Title: Endless Fear
Author: Adrianne Lee
My GoodReads Rating: ⭐⭐
At age 14, April Farraday’s life changed when her mother, actress Lily Cordell-Farraday, fell down the stairs and died. That was 12 years ago. Since then, April has not been able to get the thought out of her mind that she may have been the one to push her mother down.
Having spent the intervening years in a sanitarium, April is now back at Calendar House, her old home, where she has been invited for the formal engagement party of her stepbrother, Thane Garrick.
An ominous note has warned her to stay away, but April is determined to go, hoping to unlock the memories around her mother’s death. Meanwhile, it appears that whoever sent the note has some dangerous plans for her. Accidents keep happening to her, and April is unsure who to trust.
Is old love Spencer to blame, or her stepmother, Cynthia? Will she recover her memories in time or end up losing her life?
It was hard to get a timeline on this book, but since none of the characters had cellphones, I assumed it was the eighties.

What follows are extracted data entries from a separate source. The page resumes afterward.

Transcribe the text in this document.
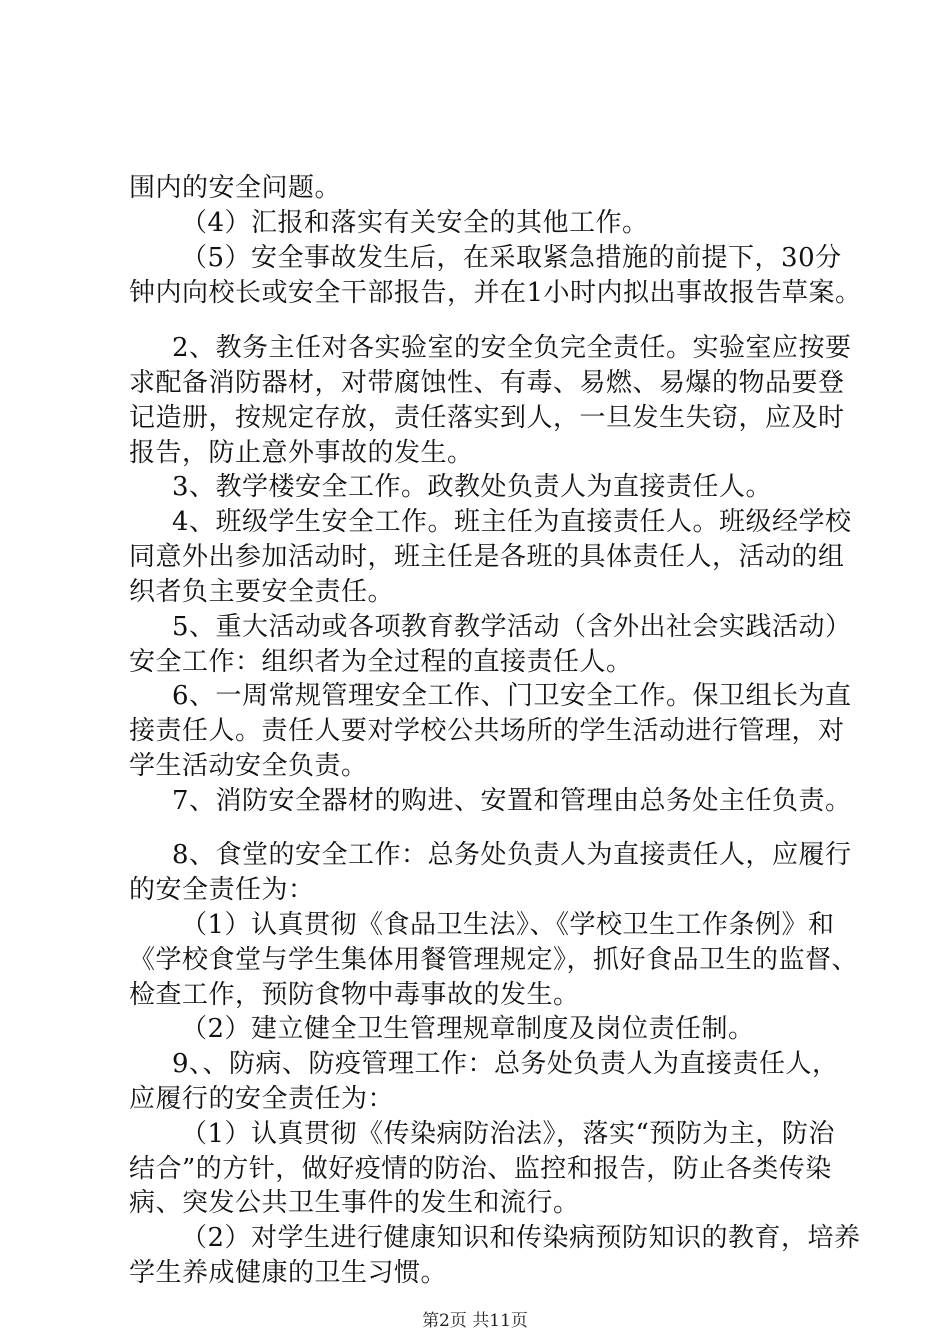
围内的安全问题。
（4）汇报和落实有关安全的其他工作。
（5）安全事故发生后，在采取紧急措施的前提下，30分
钟内向校长或安全干部报告，并在1小时内拟出事故报告草案。
2、教务主任对各实验室的安全负完全责任。实验室应按要
求配备消防器材，对带腐蚀性、有毒、易燃、易爆的物品要登
记造册，按规定存放，责任落实到人，一旦发生失窃，应及时
报告，防止意外事故的发生。
3、教学楼安全工作。政教处负责人为直接责任人。
4、班级学生安全工作。班主任为直接责任人。班级经学校
同意外出参加活动时，班主任是各班的具体责任人，活动的组
织者负主要安全责任。
5、重大活动或各项教育教学活动（含外出社会实践活动）
安全工作：组织者为全过程的直接责任人。
6、一周常规管理安全工作、门卫安全工作。保卫组长为直
接责任人。责任人要对学校公共场所的学生活动进行管理，对
学生活动安全负责。
7、消防安全器材的购进、安置和管理由总务处主任负责。
8、食堂的安全工作：总务处负责人为直接责任人，应履行
的安全责任为：
（1）认真贯彻《食品卫生法》、《学校卫生工作条例》和
《学校食堂与学生集体用餐管理规定》，抓好食品卫生的监督、
检查工作，预防食物中毒事故的发生。
（2）建立健全卫生管理规章制度及岗位责任制。
9、、防病、防疫管理工作：总务处负责人为直接责任人，
应履行的安全责任为：
（1）认真贯彻《传染病防治法》，落实“预防为主，防治
结合”的方针，做好疫情的防治、监控和报告，防止各类传染
病、突发公共卫生事件的发生和流行。
（2）对学生进行健康知识和传染病预防知识的教育，培养
学生养成健康的卫生习惯。
第2页 共11页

The passages written from the viewpoint of the villain of the piece were rather weak. The entire mystery felt very tepid at the end of it all?
There were a lot of proofing errors in this book. Some of the descriptions are banal. With her blood the temperature of ice water. In the same paragraph, we get her mouth felt as dry as the desert outside, her palms as damp as the dew on the cacti.

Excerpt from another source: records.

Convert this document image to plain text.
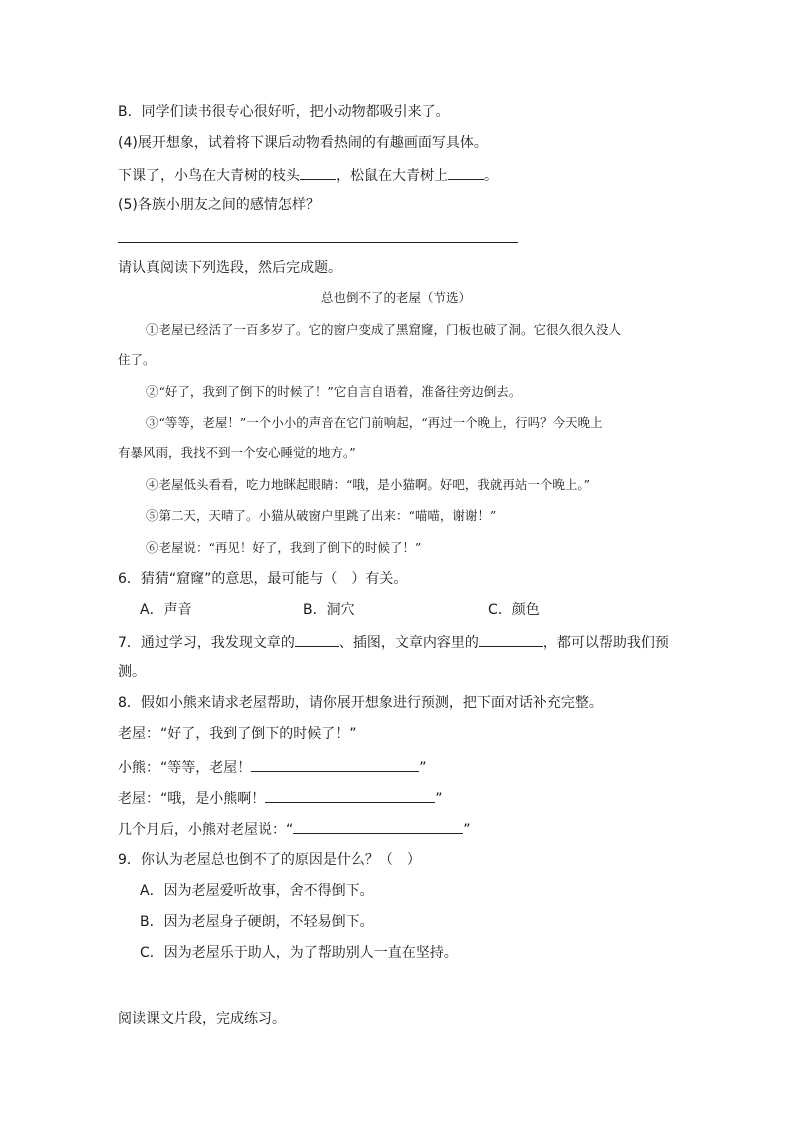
B．同学们读书很专心很好听，把小动物都吸引来了。
(4)展开想象，试着将下课后动物看热闹的有趣画面写具体。
下课了，小鸟在大青树的枝头	，松鼠在大青树上	。
(5)各族小朋友之间的感情怎样？
请认真阅读下列选段，然后完成题。
总也倒不了的老屋（节选）
①老屋已经活了一百多岁了。它的窗户变成了黑窟窿，门板也破了洞。它很久很久没人
住了。
②“好了，我到了倒下的时候了！”它自言自语着，准备往旁边倒去。
③“等等，老屋！”一个小小的声音在它门前响起，“再过一个晚上，行吗？今天晚上
有暴风雨，我找不到一个安心睡觉的地方。”
④老屋低头看看，吃力地眯起眼睛：“哦，是小猫啊。好吧，我就再站一个晚上。”
⑤第二天，天晴了。小猫从破窗户里跳了出来：“喵喵，谢谢！”
⑥老屋说：“再见！好了，我到了倒下的时候了！”
6．猜猜“窟窿”的意思，最可能与（　）有关。
A．声音	B．洞穴	C．颜色
7．通过学习，我发现文章的	、插图，文章内容里的	，都可以帮助我们预
测。
8．假如小熊来请求老屋帮助，请你展开想象进行预测，把下面对话补充完整。
老屋：“好了，我到了倒下的时候了！”
小熊：“等等，老屋！	”
老屋：“哦，是小熊啊！	”
几个月后，小熊对老屋说：“	”
9．你认为老屋总也倒不了的原因是什么？（　）
A．因为老屋爱听故事，舍不得倒下。
B．因为老屋身子硬朗，不轻易倒下。
C．因为老屋乐于助人，为了帮助别人一直在坚持。
阅读课文片段，完成练习。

We are told that April’s father forgot ‘amenities,’ instead of the right word, ‘niceties.’
The descriptions are another annoyance. There are repeated references to the colour of character’s eyes and hair, which is distracting and takes away from the action. Spencer’s hair is at first chocolate, then coffee brown, and then chocolate again. His eyes are dove gray, then pewter.

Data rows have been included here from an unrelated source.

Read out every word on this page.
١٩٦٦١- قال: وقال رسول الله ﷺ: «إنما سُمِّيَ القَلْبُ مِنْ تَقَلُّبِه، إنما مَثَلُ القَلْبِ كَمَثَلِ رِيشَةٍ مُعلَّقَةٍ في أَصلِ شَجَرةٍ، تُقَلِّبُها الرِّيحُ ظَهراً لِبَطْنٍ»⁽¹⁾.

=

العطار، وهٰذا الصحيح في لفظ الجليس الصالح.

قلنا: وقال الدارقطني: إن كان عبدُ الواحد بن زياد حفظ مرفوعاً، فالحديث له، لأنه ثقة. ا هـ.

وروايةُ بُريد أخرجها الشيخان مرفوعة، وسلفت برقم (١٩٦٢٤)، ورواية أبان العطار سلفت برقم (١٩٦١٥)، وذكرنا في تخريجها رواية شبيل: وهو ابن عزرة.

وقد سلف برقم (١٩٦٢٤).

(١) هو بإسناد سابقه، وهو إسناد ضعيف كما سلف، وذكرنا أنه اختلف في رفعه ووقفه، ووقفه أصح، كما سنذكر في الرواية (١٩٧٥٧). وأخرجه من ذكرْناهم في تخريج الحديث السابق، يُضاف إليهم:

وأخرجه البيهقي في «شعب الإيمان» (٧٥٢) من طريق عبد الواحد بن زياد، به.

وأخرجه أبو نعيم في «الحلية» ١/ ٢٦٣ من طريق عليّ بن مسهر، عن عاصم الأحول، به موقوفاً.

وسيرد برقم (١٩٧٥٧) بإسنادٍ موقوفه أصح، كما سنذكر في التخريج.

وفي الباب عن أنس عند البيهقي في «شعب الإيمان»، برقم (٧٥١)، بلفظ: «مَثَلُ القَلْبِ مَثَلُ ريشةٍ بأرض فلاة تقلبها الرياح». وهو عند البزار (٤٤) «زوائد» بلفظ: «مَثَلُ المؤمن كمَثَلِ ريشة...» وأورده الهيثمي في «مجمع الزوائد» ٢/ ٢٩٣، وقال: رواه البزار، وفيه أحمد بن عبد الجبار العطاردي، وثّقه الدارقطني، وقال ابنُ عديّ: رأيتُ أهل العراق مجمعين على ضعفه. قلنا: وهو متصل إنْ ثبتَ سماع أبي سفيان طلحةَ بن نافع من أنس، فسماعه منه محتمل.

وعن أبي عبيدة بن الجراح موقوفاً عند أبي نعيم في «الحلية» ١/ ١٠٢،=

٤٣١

The number of times that Spencer and April kiss each other before Spencer pulls apart is once too often. The forward and backward dance between them continues throughout the book. The entire misunderstanding between them could have been sorted out if they had only spoken, but neither seems to have the good sense to do that. And so, we are left with a book which could have been shorter.
There is a lot of repetition. A lot of characters staring at each other over a certain number of ‘long seconds.’
The Farradays name their children after the month in which they are born. So April’s dad is August, her aunt is called March, and her half-sister is called July. This comes across more as a gimmick than an eccentricity. What if a boy were to be born in May or June? Or a girl in February?
Crusty old Aunt March didn’t get enough space in the book. And then there was all the skirting around Spencer. April though of Cynthia as her stepmother, and Thane as her stepbrother. But Thane’s twin brother, Spencer, was not once referred to as a stepbrother. That was awkward.